The quality of an evaluation varies by design. The most rigorous design is a randomized trial, which requires randomly assigning individuals or groups to either intervention or control status. This is probably not feasible or appropriate for a community-level Safe Routes to School (SRTS) program. Less rigorous designs (see box) have strengths and weaknesses to consider when choosing among them.

Common Evaluation Designs for Program Evaluation

Pre and Post One-Sample Tests:

For example, assess how many students walk to school before a kick off event takes place and how many students walk after the event.

  • Strength: easy to conduct, it is the most feasible design.
  • Weakness: results may not be accurate as there is no control for outside factors that may explain the findings even in the absence of the SRTS program.

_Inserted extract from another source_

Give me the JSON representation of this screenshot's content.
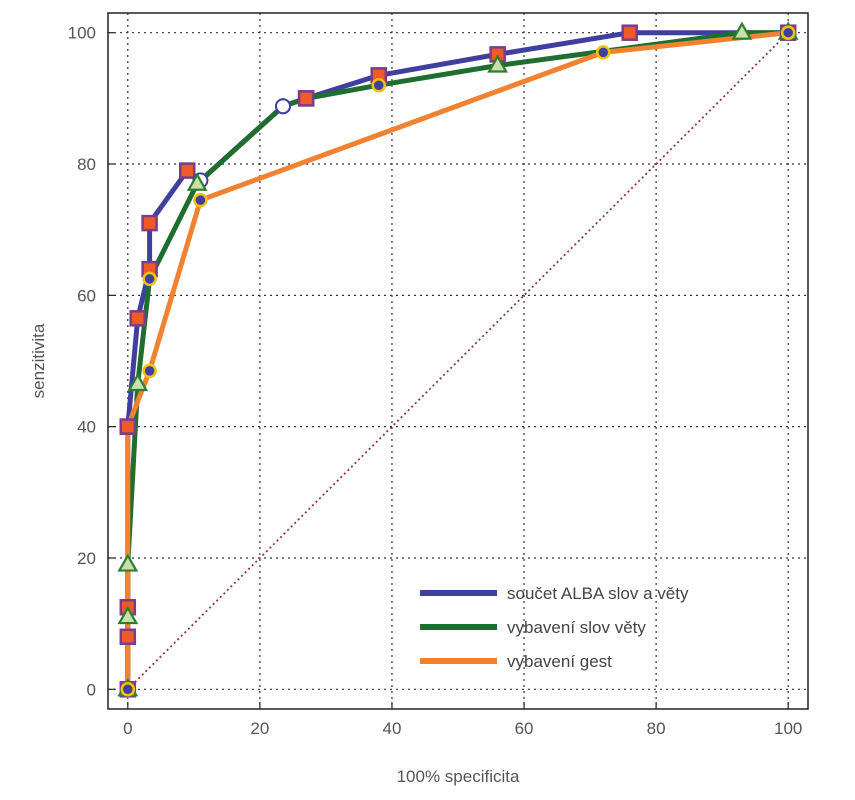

Pre and Post Two-Sample Tests:

For example, measure how many students walk or bike before and after SRTS has been in place for 6 months and measure at those same points in time in a similar school elsewhere that did not take part in SRTS.

  • Strength: fairly easy to conduct, better control than the one-sample test, especially if the second school is similar with regard to outside factors.
  • Weakness: no two schools are exactly alike with regard to outside factors; some unmeasured difference between the two schools may still explain the result rather than the SRTS program itself.

Time-Series Design:

For example, measure rates of walking and bicycling  before the SRTS program, then every other month for one year. A time-series design is most feasible with one sample (the school where the program occurs). However, it is more accurate when it includes a comparison school to rule out the possibility of other explanations (beyond the SRTS program) for the changes.

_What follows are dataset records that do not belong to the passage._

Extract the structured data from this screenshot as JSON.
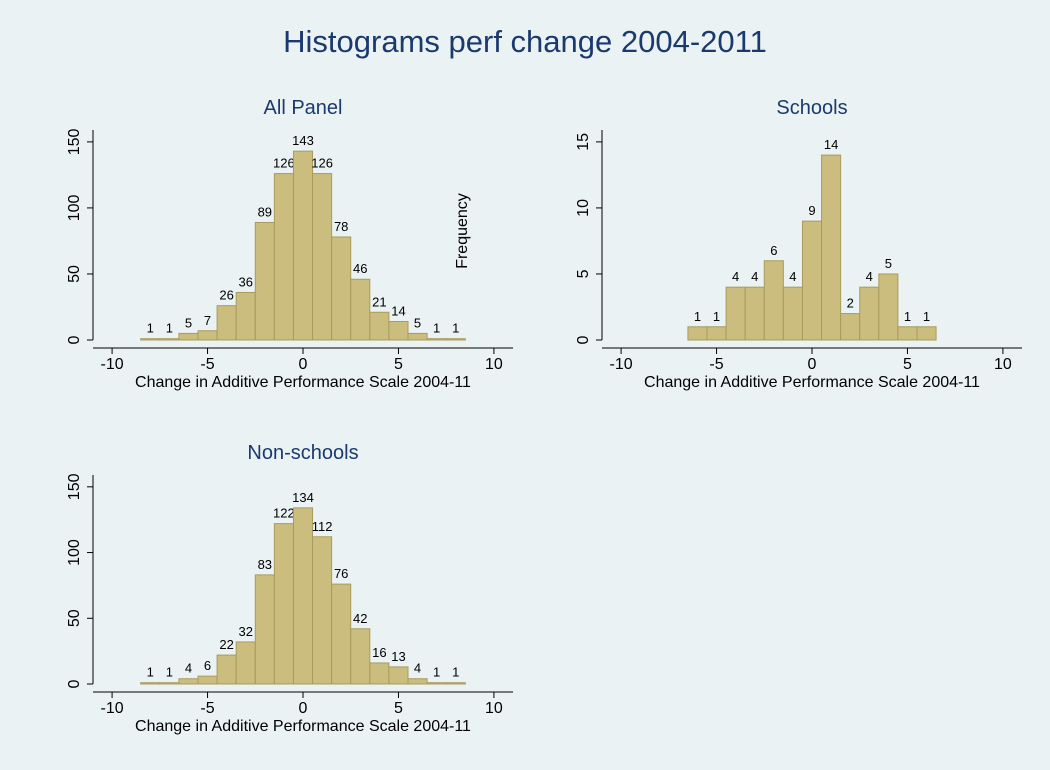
{
  "title": "Histograms perf change 2004-2011",
  "chart_data": [
    {
      "type": "histogram",
      "title": "All Panel",
      "x_label": "Change in Additive Performance Scale 2004-11",
      "y_label": "Frequency",
      "bins": [
        -8.5,
        -7.5,
        -6.5,
        -5.5,
        -4.5,
        -3.5,
        -2.5,
        -1.5,
        -0.5,
        0.5,
        1.5,
        2.5,
        3.5,
        4.5,
        5.5,
        6.5,
        7.5,
        8.5
      ],
      "values": [
        1,
        1,
        5,
        7,
        26,
        36,
        89,
        126,
        143,
        126,
        78,
        46,
        21,
        14,
        5,
        1,
        1
      ],
      "color": "#cbbd7e",
      "xlim": [
        -11,
        11
      ],
      "xticks": [
        -10,
        -5,
        0,
        5,
        10
      ],
      "ylim": [
        0,
        159
      ],
      "yticks": [
        0,
        50,
        100,
        150
      ]
    },
    {
      "type": "histogram",
      "title": "Schools",
      "x_label": "Change in Additive Performance Scale 2004-11",
      "bins": [
        -6.5,
        -5.5,
        -4.5,
        -3.5,
        -2.5,
        -1.5,
        -0.5,
        0.5,
        1.5,
        2.5,
        3.5,
        4.5,
        5.5,
        6.5
      ],
      "values": [
        1,
        1,
        4,
        4,
        6,
        4,
        9,
        14,
        2,
        4,
        5,
        1,
        1
      ],
      "color": "#cbbd7e",
      "xlim": [
        -11,
        11
      ],
      "xticks": [
        -10,
        -5,
        0,
        5,
        10
      ],
      "ylim": [
        0,
        15.9
      ],
      "yticks": [
        0,
        5,
        10,
        15
      ]
    },
    {
      "type": "histogram",
      "title": "Non-schools",
      "x_label": "Change in Additive Performance Scale 2004-11",
      "bins": [
        -8.5,
        -7.5,
        -6.5,
        -5.5,
        -4.5,
        -3.5,
        -2.5,
        -1.5,
        -0.5,
        0.5,
        1.5,
        2.5,
        3.5,
        4.5,
        5.5,
        6.5,
        7.5,
        8.5
      ],
      "values": [
        1,
        1,
        4,
        6,
        22,
        32,
        83,
        122,
        134,
        112,
        76,
        42,
        16,
        13,
        4,
        1,
        1
      ],
      "color": "#cbbd7e",
      "xlim": [
        -11,
        11
      ],
      "xticks": [
        -10,
        -5,
        0,
        5,
        10
      ],
      "ylim": [
        0,
        159
      ],
      "yticks": [
        0,
        50,
        100,
        150
      ]
    }
  ]
}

  • Strength: the strongest of the three designs presented in this box when it includes a comparison group. Provides information over time.
  • Weakness: more costly to conduct and because the comparison school will not be exactly the same, some differences in the results will still not be explained just by the presence of the SRTS program.

Adapted from Physical Activity Evaluation Handbook  DHHS, CDC, 2002.


Note:  All of these designs require baseline data (data collected before the SRTS program begins). This is another reason it is important to identify conditions before the program starts.